Today in Tech: Inside Facebook’s ‘war games’

February 11, 2013, 5:33 PM UTC

Also: Samsung as Apple’s foil; meet the man behind Google Docs. 

At Facebook, zero-day exploits, backdoor code bring war games drill to life [ARS TECHNICA]

Facebook employees immediately dug into the mysterious code. What they found only heightened suspicions that something was terribly wrong. Facebook procedures require all code posted to the site to be handled by two members of its development team, and yet this script somehow evaded those measures. At 10:45am, the incident received a classification known as “unbreak now,” the Facebook equivalent of the US military’s emergency DEFCON 1 rating. At 11:04am, after identifying the account used to publish the code, the team learned the engineer the account belonged to knew nothing about the script. One minute later, they issued a takedown to remove the code from their servers.

Samsung emerges as a potent rival to Apple’s cool [THE NEW YORK TIMES]

Yet these two rivals, who have battled in the marketplace and in the courts worldwide, could not be more different. Samsung Electronics, a major part of South Korea’s expansive Samsung Group, makes computer chips and flat-panel displays as well as a wide range of consumer products including refrigerators, washers and dryers, cameras, vacuum cleaners, PCs, printers and TVs.
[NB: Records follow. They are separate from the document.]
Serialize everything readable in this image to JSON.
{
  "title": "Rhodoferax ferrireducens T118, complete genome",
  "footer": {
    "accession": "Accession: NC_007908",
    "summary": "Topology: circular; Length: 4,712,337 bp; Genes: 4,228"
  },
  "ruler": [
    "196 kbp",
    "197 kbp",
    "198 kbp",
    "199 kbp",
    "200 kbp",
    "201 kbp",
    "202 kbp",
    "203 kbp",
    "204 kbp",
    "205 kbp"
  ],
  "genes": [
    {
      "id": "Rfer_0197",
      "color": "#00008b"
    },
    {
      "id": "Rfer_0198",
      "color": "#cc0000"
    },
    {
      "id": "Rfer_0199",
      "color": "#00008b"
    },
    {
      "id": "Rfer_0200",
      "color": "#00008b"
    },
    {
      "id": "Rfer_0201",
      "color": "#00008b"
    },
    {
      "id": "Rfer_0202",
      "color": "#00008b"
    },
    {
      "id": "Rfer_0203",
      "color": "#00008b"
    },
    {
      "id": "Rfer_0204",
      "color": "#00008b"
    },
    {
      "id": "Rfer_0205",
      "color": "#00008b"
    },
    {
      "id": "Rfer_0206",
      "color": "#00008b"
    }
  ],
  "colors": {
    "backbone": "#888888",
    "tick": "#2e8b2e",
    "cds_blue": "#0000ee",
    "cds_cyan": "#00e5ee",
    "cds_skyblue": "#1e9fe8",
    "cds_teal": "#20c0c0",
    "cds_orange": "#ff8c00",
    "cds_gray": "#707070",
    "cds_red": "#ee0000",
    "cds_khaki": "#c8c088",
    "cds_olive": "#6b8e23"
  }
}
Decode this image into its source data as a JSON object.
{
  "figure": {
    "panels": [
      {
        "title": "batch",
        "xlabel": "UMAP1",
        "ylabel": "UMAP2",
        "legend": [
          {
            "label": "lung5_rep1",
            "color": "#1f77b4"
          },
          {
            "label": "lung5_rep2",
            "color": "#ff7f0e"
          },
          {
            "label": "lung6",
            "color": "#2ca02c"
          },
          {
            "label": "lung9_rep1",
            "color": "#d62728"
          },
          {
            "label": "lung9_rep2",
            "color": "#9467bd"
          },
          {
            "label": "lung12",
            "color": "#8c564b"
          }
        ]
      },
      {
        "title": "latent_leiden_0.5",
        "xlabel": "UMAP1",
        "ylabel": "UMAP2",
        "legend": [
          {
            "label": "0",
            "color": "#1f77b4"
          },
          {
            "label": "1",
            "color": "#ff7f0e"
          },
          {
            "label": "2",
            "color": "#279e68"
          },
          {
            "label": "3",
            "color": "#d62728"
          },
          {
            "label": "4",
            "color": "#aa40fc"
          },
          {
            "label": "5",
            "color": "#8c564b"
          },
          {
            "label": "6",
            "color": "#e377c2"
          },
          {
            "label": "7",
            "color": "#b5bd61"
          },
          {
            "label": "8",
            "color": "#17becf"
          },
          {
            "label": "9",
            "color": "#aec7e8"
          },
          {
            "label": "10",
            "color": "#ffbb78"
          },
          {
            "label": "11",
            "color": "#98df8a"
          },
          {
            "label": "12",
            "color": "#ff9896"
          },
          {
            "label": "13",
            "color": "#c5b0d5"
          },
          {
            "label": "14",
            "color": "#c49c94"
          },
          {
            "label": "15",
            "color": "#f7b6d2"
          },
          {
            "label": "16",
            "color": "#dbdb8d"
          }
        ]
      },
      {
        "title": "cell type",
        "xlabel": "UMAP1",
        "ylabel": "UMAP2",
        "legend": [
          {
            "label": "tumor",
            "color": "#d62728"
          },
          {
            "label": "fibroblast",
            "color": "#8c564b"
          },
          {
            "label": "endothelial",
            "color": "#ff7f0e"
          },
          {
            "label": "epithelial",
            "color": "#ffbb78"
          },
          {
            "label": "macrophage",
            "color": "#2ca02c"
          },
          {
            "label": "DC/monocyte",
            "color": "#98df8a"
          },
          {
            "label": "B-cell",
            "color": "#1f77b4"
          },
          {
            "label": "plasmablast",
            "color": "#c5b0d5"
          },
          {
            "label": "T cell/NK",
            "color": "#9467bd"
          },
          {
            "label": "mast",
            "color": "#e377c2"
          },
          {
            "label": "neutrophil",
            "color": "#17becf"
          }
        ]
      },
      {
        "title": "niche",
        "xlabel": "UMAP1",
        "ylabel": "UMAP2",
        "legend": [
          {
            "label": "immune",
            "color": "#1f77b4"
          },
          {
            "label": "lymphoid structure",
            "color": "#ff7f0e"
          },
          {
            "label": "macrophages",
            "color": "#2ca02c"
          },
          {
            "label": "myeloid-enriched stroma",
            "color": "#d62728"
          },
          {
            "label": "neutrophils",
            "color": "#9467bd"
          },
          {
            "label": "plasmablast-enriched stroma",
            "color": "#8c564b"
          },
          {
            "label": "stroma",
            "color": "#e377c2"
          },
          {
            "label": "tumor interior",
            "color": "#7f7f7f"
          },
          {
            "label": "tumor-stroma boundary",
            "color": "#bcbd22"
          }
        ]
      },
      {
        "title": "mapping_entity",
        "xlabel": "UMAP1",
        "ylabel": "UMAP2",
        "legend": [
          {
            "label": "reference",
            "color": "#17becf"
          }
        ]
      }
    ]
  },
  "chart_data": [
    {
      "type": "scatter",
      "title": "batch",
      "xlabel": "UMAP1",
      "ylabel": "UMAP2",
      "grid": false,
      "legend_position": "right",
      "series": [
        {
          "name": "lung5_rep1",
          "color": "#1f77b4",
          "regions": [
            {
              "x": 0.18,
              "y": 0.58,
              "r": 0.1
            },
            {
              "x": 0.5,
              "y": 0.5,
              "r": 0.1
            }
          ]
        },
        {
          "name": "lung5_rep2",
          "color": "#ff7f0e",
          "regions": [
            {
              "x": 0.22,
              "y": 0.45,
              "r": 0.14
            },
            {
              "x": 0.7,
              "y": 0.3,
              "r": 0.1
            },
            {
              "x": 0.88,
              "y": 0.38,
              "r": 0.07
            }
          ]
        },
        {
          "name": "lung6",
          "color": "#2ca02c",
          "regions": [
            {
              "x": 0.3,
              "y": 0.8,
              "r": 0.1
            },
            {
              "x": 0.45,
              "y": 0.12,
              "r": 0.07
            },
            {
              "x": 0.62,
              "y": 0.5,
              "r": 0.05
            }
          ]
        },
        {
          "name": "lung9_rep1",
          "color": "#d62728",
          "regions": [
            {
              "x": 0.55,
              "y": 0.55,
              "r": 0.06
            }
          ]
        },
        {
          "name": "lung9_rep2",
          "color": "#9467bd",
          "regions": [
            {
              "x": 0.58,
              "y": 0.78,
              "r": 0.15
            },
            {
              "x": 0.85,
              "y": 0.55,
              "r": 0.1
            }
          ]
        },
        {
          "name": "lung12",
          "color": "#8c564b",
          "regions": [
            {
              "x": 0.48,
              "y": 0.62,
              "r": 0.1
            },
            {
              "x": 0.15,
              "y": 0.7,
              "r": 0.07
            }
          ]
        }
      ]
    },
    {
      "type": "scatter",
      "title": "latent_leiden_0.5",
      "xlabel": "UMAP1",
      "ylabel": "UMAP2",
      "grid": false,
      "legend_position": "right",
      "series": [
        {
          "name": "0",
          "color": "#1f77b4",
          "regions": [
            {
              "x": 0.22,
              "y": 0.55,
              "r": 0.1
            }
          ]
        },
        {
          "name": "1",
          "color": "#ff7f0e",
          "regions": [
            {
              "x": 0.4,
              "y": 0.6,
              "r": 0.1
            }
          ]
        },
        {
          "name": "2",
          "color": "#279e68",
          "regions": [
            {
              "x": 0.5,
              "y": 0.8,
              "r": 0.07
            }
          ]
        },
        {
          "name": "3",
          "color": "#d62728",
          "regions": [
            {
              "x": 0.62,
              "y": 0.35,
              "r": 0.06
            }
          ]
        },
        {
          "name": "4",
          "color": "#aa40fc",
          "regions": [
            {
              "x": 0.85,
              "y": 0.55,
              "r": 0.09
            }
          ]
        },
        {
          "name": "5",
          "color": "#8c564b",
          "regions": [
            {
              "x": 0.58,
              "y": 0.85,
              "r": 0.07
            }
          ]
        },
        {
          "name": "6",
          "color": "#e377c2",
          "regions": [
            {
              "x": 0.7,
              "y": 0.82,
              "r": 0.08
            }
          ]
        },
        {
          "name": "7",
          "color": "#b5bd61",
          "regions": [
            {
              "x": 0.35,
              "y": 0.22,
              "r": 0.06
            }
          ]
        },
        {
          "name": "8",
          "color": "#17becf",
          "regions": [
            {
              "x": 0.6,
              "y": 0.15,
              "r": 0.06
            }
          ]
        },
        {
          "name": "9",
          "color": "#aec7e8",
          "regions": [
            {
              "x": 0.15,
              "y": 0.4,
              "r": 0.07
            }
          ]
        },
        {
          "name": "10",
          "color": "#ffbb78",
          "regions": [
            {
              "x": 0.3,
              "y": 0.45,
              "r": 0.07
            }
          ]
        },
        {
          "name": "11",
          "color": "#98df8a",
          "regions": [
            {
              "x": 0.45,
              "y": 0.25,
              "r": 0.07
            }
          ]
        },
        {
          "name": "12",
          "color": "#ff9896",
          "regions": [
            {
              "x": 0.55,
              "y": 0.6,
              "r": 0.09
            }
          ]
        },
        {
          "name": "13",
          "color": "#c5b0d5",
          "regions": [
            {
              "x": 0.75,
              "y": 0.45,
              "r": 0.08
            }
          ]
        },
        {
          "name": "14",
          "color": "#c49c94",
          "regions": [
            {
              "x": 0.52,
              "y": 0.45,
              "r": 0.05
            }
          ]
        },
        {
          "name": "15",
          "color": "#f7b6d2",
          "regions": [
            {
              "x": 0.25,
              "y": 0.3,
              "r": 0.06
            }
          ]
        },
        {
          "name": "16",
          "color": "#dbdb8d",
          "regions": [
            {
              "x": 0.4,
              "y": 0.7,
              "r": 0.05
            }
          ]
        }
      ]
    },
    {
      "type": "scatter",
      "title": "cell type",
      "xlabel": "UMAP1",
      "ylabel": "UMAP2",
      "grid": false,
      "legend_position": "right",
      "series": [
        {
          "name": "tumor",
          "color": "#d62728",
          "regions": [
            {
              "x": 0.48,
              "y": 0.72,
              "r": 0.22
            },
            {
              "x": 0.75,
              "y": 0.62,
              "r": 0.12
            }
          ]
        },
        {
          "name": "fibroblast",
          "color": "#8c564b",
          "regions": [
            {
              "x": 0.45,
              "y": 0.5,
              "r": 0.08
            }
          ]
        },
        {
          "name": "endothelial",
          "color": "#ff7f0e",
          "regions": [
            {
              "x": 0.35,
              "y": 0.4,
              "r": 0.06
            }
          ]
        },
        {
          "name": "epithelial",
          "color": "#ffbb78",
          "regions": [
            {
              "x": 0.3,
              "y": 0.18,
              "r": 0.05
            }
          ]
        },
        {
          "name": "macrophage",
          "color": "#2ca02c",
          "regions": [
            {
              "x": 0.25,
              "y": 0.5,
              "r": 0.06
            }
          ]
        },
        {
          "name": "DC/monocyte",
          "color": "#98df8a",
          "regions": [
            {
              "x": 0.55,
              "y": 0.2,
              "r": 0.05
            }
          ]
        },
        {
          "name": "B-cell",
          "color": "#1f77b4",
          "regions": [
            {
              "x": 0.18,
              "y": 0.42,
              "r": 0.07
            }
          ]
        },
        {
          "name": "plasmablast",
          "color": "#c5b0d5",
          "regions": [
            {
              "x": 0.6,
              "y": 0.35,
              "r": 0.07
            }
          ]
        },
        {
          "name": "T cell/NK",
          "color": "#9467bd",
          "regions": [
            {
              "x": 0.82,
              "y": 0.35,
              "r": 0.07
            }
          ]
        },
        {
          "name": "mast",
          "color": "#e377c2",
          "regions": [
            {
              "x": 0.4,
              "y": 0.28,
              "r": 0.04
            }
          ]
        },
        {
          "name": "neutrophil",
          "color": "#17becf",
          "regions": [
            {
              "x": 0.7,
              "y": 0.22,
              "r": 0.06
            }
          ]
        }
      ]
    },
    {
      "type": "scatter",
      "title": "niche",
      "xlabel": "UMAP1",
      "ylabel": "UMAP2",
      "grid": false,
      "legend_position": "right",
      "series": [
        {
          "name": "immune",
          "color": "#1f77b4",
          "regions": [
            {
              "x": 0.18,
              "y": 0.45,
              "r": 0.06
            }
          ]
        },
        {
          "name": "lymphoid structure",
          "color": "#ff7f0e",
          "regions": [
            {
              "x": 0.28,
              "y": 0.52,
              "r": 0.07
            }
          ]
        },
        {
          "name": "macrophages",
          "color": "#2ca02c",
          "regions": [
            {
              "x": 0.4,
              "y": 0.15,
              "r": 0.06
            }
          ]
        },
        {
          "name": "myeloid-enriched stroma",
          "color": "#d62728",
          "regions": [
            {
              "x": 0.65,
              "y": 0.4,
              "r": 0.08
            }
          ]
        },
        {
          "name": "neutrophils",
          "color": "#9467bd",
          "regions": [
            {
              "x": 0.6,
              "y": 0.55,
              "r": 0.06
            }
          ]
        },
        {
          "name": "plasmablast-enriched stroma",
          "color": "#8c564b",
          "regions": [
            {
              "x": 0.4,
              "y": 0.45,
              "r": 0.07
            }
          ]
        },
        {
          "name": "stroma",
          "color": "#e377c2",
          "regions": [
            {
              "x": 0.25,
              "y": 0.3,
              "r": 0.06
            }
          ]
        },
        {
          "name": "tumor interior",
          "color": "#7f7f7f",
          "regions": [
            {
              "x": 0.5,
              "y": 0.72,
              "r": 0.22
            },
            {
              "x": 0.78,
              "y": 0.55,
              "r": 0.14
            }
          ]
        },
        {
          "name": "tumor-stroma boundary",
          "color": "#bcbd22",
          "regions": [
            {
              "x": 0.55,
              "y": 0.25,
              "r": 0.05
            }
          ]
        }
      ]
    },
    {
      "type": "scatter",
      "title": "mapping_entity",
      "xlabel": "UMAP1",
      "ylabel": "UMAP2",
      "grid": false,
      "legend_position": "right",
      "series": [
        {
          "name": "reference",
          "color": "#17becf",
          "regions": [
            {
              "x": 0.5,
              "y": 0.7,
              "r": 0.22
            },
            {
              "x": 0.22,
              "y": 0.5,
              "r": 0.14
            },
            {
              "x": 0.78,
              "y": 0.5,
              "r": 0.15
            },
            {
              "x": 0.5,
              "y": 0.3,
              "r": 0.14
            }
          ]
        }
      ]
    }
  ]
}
Menlo Ventures’ Pishevar and Goldman’s Stanford to found Sherpa, a startup aimed at making new startups [ALL THINGS D]

Pishevar confirmed his move, but Stanford did not respond to a query about the new effort.

That said, sources said he is poised to leave the investment bank and partner with Pishevar in a new venture called Sherpa, which has two parts.

One is called The Foundry, which is being funded by a number of major strategic corporations, who are presumably looking to gain a digital edge. It will also include well-known entrepreneur partners, but no investors or venture capital firms.

Why user-recommendation engine Sailthru just raised $19 million [THE WALL STREET JOURNAL]

Here’s how it works: Sailthru tracks the kinds of links you are clicking and the purchases you are making on the back end, and helps create a profile of that user and what they are interested in. When a page on a site like Fab.com loads, it calls in the recommendations from Sailthru built off that profile in real time.

The idea is to get that reader or shopper to return a second, or a third time, and extend the value of the customer over a longer period of time.

The man behind Google Docs is trying to reinvent the web at Box [GIGAOM]

“The crown jewel of hard problems … is around collaboration,” he explained. Although the Google Docs team eventually rebuilt Writely as a native word processor, Schillace and Writely co-founder Steve Newman didn’t have that luxury. Because the browsers all behaved differently, they had to write some “hairy” logic to merge changes on the server and then send it back down to the user in a format that particular browser could understand. Sometimes, they’d run into what Schillace calls “edit fights,” where a browser would actually fight itself.